All 11 deaths were reported from New Orleans, most of whom were citizens aged 60 and above, AP reported. The health department said nine citizens died of “excessive heat during an extended power outage”, while two died due to carbon monoxide poisoning.

New Orleans has been without electricity for the last 10 days after the storm hit on August 29.

With its wind speeds of 230 km per hour, Hurricane Ida is the fifth-strongest storm that the United States has endured. It arrived in Louisiana and Mississippi with an intensity that reversed the flow of the Mississippi river and damaged many houses.

The electricity was cut off subsequently. Louisiana’s power company had said that 90% of the power would be restored by Wednesday. However, about 3.42 lakh homes and businesses remained without power supply on Wednesday, according to AP.

There has also been a severe water shortage as 44,000 residents had not received any till Wednesday, AP reported. More than 5.7 lakh people had started boiling water.

Meanwhile, 3,200 people remained at shelters as their houses were severely damaged. About 25,000 people stayed in hotel rooms through the Federal Emergency Management Agency’s transitional sheltering programme.

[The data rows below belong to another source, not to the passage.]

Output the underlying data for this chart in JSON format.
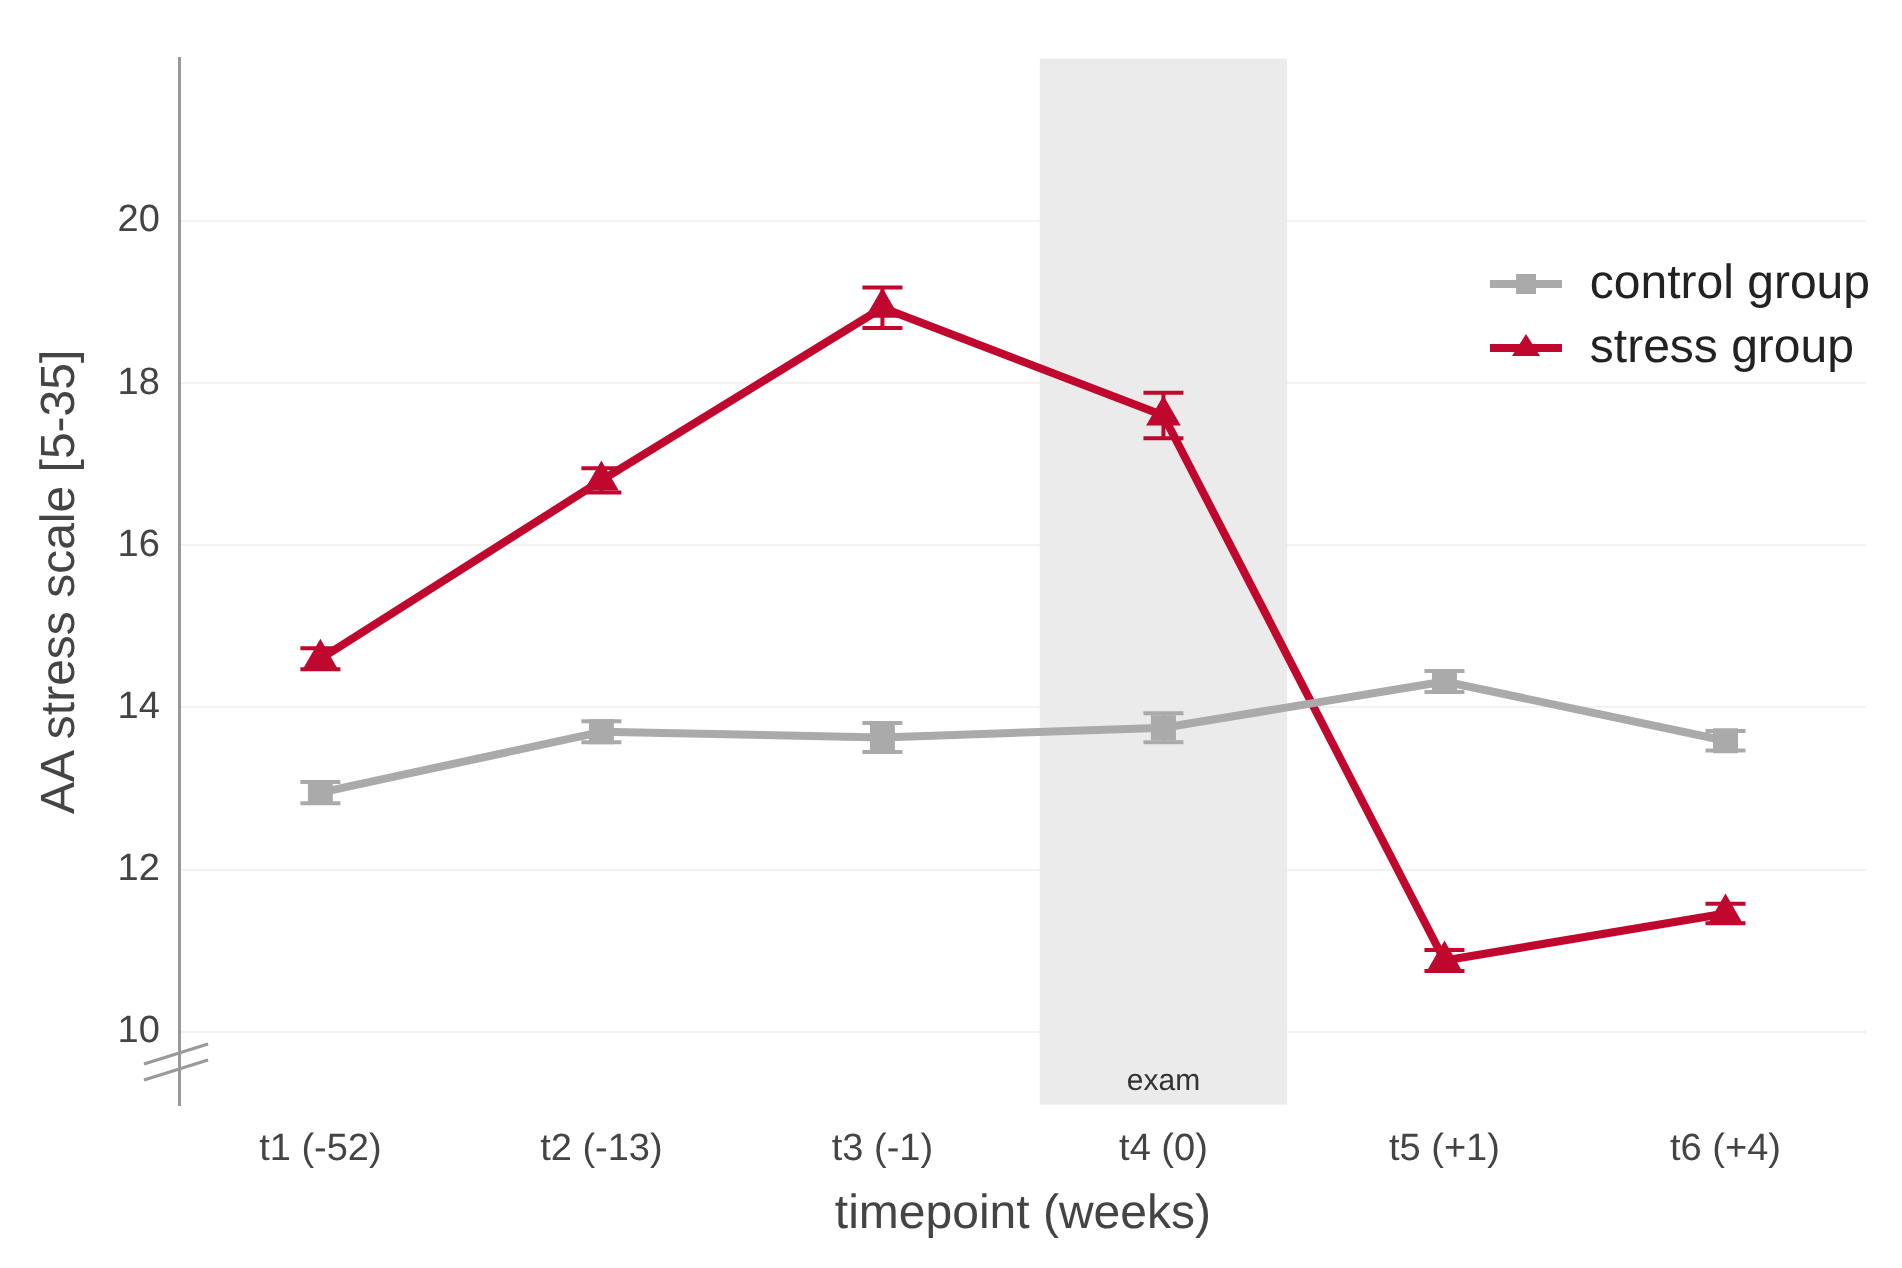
{
  "chart_data": {
    "type": "line",
    "xlabel": "timepoint (weeks)",
    "ylabel": "AA stress scale [5-35]",
    "categories": [
      "t1 (-52)",
      "t2 (-13)",
      "t3 (-1)",
      "t4 (0)",
      "t5 (+1)",
      "t6 (+4)"
    ],
    "series": [
      {
        "name": "control group",
        "color": "#aaaaaa",
        "marker": "square",
        "values": [
          12.95,
          13.7,
          13.63,
          13.75,
          14.32,
          13.59
        ],
        "errors": [
          0.13,
          0.13,
          0.18,
          0.18,
          0.13,
          0.12
        ]
      },
      {
        "name": "stress group",
        "color": "#c0072d",
        "marker": "triangle",
        "values": [
          14.6,
          16.8,
          18.93,
          17.6,
          10.88,
          11.46
        ],
        "errors": [
          0.13,
          0.15,
          0.25,
          0.28,
          0.13,
          0.12
        ]
      }
    ],
    "ylim": [
      9.1,
      22
    ],
    "yticks": [
      10,
      12,
      14,
      16,
      18,
      20
    ],
    "grid": "y",
    "legend": "top right",
    "bands": [
      {
        "axis": "x",
        "from": "t4 (0)",
        "to": "t4 (0)",
        "label": "exam",
        "color": "#ebebeb"
      }
    ]
  }
}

Last week, President Joe Biden had said that the damage from Ida indicated that “extreme storms and the climate crisis are here”. He added that “historic investment” was necessary to deal with climate change.

“This is one of the great challenges of our time, but I am confident we will meet it,” Biden had said. “We are the United States of America. My message to everyone affected is: ‘We’re all in this together’. The nation is here to help.”

Biden, who had visited Louisiana to assess the damage last week, promised federal aid to the state, Reuters reported.

The hurricane had also killed 18 people in New York, Pennsylvania and New Jersey last week. New York and New Jersey had declared a state of emergency as heavy rain inundated the streets, brought the subway metro to a standstill and hampered flight services.

During a state of emergency, a government suspends normal constitutional procedures in case of a disaster or a situation that poses a danger to the country.

The National Weather Service had also issued a flash flood emergency for the first time.